Biographie

Grégoire Favre naît le 15 décembre 1977 à Sion. Il grandit à Saint-Maurice en Valais, où il suit une grande partie de sa scolarité.

En 1997, après avoir obtenu sa maturité fédérale (équivalent du bac français) à l’école privée Ardévaz de Monthey, il entreprend un voyage aux États-Unis et en Amérique latine. À son retour en 1998, il commence des études en lettres à l’université de Genève, qu’il abandonnera après une année. Il s’établit alors à Zurich, travaille comme steward pour la compagnie d’aviation Swissair jusqu’à la faillite de l’entreprise en 2002, puis pour l’Exposition nationale suisse (Expo.02).
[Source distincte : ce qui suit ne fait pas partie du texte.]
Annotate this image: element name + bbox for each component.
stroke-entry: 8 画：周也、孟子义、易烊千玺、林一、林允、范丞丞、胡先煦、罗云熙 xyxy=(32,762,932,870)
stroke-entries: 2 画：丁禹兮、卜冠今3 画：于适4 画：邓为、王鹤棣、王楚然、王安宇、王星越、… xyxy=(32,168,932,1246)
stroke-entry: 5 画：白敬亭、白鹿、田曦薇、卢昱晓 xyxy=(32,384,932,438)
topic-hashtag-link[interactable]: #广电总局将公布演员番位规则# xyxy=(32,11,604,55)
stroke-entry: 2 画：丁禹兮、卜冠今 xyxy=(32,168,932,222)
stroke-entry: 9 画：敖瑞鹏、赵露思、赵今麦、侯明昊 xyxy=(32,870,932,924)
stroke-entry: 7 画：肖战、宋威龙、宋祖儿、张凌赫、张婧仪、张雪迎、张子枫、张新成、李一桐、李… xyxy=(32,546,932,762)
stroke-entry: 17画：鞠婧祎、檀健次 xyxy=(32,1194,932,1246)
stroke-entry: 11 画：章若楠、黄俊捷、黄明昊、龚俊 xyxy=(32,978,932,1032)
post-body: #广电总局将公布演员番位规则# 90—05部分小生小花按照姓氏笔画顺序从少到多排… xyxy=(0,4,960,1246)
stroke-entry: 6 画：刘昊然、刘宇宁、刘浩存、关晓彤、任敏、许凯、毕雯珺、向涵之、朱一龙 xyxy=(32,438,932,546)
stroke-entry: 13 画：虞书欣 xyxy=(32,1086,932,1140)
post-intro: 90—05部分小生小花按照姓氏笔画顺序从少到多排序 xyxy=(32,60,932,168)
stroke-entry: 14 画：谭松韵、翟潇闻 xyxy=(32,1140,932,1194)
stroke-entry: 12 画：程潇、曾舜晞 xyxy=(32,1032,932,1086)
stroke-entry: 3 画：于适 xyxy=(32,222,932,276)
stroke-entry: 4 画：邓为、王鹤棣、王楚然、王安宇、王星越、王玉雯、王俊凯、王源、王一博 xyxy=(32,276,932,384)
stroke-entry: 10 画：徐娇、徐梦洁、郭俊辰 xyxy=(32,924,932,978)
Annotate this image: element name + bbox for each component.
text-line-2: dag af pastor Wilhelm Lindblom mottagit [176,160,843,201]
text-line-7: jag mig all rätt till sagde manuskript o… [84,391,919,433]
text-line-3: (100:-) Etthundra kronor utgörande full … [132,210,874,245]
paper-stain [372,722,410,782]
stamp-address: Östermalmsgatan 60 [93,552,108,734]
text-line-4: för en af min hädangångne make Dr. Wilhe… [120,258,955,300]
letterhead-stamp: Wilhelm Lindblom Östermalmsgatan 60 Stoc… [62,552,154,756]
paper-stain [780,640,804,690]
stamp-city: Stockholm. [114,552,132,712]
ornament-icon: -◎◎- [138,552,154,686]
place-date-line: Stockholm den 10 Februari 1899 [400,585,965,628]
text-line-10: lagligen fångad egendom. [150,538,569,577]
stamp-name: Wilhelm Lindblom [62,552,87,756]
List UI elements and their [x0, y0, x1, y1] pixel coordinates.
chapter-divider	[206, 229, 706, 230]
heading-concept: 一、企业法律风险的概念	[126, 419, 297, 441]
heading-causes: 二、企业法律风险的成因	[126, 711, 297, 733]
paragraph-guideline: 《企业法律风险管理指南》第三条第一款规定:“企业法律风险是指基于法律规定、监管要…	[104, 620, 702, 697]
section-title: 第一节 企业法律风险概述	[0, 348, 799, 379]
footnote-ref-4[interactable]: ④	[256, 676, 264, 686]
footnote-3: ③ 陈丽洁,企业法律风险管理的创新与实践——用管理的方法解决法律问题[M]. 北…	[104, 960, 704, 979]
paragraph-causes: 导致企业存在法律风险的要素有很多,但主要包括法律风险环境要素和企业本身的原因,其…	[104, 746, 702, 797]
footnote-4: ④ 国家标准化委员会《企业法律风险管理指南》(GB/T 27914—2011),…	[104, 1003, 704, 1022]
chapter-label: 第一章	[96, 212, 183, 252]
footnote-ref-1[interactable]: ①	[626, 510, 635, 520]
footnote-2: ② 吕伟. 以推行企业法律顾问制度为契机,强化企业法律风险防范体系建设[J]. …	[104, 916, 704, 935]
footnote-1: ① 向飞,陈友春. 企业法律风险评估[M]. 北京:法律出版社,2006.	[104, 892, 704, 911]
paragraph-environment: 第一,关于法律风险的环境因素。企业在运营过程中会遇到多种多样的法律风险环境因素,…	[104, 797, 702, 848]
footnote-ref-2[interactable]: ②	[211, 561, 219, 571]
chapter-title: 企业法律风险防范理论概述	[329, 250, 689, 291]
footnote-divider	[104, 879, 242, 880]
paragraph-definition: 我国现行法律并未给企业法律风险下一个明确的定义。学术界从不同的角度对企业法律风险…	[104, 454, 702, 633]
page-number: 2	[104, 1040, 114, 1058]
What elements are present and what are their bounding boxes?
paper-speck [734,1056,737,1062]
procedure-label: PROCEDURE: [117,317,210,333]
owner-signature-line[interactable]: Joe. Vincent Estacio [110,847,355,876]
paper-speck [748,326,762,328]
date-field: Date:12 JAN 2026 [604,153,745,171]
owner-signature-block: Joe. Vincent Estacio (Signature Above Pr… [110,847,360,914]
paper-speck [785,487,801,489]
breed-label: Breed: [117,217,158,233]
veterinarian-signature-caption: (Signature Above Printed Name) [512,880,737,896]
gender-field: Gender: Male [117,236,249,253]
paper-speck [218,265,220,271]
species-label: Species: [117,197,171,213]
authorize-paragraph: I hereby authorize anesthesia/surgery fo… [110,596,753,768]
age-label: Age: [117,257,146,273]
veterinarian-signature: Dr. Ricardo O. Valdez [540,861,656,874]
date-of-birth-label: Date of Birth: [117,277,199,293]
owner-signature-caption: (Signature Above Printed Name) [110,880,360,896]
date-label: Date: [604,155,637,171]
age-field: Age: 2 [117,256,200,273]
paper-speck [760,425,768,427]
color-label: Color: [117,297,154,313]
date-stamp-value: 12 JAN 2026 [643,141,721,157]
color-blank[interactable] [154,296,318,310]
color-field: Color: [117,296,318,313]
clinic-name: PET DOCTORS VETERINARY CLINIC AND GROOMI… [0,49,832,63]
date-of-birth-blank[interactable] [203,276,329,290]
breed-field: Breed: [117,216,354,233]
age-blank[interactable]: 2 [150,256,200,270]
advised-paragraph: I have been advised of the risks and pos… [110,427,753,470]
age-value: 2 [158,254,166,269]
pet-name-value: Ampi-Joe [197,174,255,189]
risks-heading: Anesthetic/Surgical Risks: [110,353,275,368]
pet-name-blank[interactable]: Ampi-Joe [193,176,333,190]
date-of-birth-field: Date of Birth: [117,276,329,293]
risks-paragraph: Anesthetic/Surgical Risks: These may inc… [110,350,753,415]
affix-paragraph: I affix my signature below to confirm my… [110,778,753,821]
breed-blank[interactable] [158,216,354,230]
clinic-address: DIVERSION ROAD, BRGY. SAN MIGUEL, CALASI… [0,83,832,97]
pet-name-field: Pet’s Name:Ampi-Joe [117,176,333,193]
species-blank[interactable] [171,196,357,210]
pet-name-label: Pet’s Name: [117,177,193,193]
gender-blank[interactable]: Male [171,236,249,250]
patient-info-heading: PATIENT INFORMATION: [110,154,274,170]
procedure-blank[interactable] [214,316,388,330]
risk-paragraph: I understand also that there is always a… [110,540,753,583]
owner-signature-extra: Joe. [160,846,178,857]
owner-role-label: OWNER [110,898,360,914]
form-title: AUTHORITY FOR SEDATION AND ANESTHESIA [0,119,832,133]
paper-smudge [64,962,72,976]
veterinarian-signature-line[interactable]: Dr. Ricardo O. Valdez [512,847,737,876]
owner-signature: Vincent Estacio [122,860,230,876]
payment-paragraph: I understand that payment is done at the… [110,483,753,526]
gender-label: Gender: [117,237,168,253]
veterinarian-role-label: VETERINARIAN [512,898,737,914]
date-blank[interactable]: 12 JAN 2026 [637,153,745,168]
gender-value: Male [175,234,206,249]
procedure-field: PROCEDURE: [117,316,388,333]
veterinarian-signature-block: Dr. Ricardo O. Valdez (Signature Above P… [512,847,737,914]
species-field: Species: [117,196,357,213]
En 2003, il reprend ses études à l’université de Lausanne en histoire de l’art, français et histoire du cinéma. Il mène une intense activité littéraire tout en s’adonnant à la peinture et à la performance, notamment au Lapin Vert à Lausanne. Il reçoit en 2003 le Prix littéraire de la commune de Vernier puis, en 2004, le Prix de la Sorge.

En 2005 paraît son premier recueil de poèmes Paysage de Bretagne autour de gravures de l’artiste Valentine Schopfer.

Après avoir obtenu une demi-licence en cinéma, il quitte l’université et décide de retourner en Valais pour se consacrer entièrement à ses projets artistiques. En 2005, il s’associe au peintre Éric Bovisi pour réaliser, sous le regard du public, des performances picturales.
Au festival de BD de Sierre en 2006, les deux artistes créent des cubes géants en bois où le visiteur est invité à pénétrer, à vivre une expérience sensorielle et humaine dans un environnement fait de peintures, collages, coupures de presse et slogans poétiques.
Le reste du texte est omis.